Chocolate, chocolate, chocolate! I know this is supposed to be about the logo, but I just had to get that out. There’s a lot to love about the Gü Puds logo (Chocolate!–sorry, that just slipped out there.). It’s simple and the high contrast black and white combined with the simple font makes it very clear. It uses the fact that an umlaut over a “u” looks like a smiling face to convey the fact that the “puds” (puddings) they sell are really, really delicious. And they come in flavors like cheesecake, key lime pie, and–I’m not sure I’ve mentioned this–chocolate.

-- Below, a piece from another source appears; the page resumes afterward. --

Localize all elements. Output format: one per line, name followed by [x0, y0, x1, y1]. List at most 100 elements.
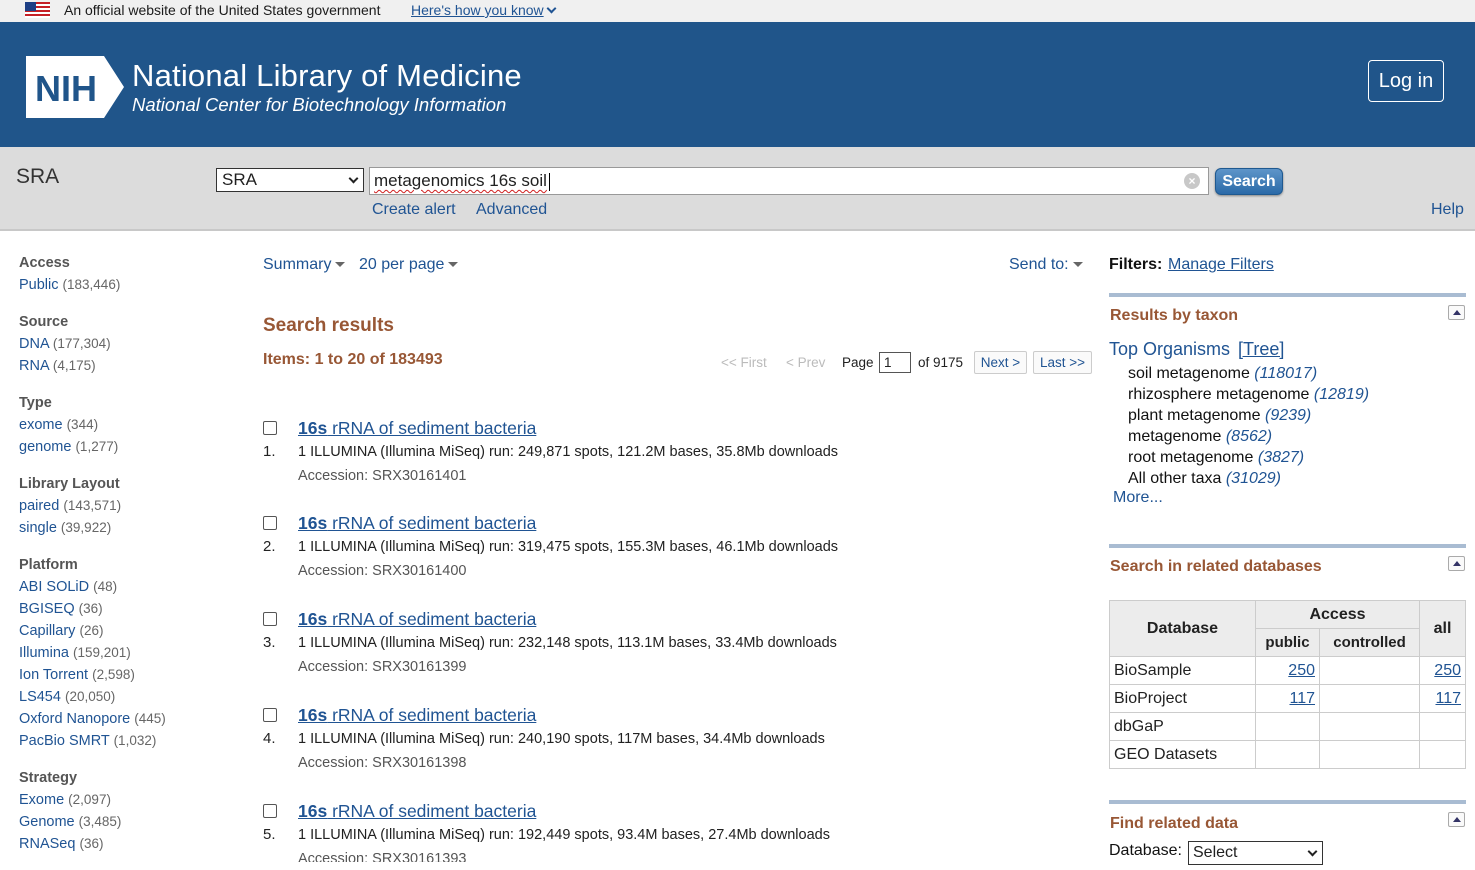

Colourbox is a British branding agency. When they first designed their logo, they were not sure whether it should have the smile or not, but the “overwhelming majority” preferred it with the smile–and it’s not hard to see why. The script font they use is nice, but without the smile, it’s a little bland. With the smile, the logo becomes a really friendly one, and it evokes a kidlike wonder at the world, which enhances the company’s identity as a conversational, friendly, but passionate and results-oriented agency. The company quotes Winnie the Pooh on their “Our Approach” page, and their name evokes a box of crayons–this is unified branding at its finest.
While we’re on the subject of childlike glee, Hasbro’s logo does this amazingly well, which is only fitting for a toy and game company. With IPs as diverse as Transformers and My Little Pony, Hasbro’s design department clearly knows what appeals to kids–and their parents (bronies stand tall-ain’t no shame in that!) The smile in this logo is so unbalanced, unhinged, and gleeful, it skirts the edge of madness, just like the wonderful, glorious freedom of a child at play, completely unaware and uncaring of the rules and limits of the grown-up world.
Smile: The Internet Bank
Another British entry onto the list is this logo for Smile, a bank designed for the Internet age, and a front for stodgy, established institution the Co-Operative Bank. A simple black smile on a bright pink background, this company infuses its entire site with this color and its message of happy banking. For a country not known for its smiles, they sure are killing the smile logos. (Though it should be noted that the notion of the British smile is changing, with the spread of cosmetic dentistry in the country.)
The “Smiling G” logo of Goodwill Industries is the oldest smiling logo on this list, and clearly influenced many of the others. The logo was originally designed in 1968 for a single store, but it came to be adopted by the entire company because of its power and effectiveness. According to the company, the smile represents not just their name, but also their central mission: the joy of helping people help themselves.
Amazon has grown dramatically since its introduction as an online bookseller to become one of the biggest powerhouses in the book industry, even using its weight to push around small publishers, flaunt labor laws, and potentially change the way we read and write. And on top of it all is that rakish smile, so charming and delightfully off-balance that it’s hard to stay mad at them. It’s like the corporate Clark Gable–they may not give a d–n, but we love ‘em anyway.
It’s really a brilliant design, conveying not only the smile, but also the fact that the company is offering everything from A to Z and a notion of speed that makes its brand the apotheosis of the Internet zeitgeist.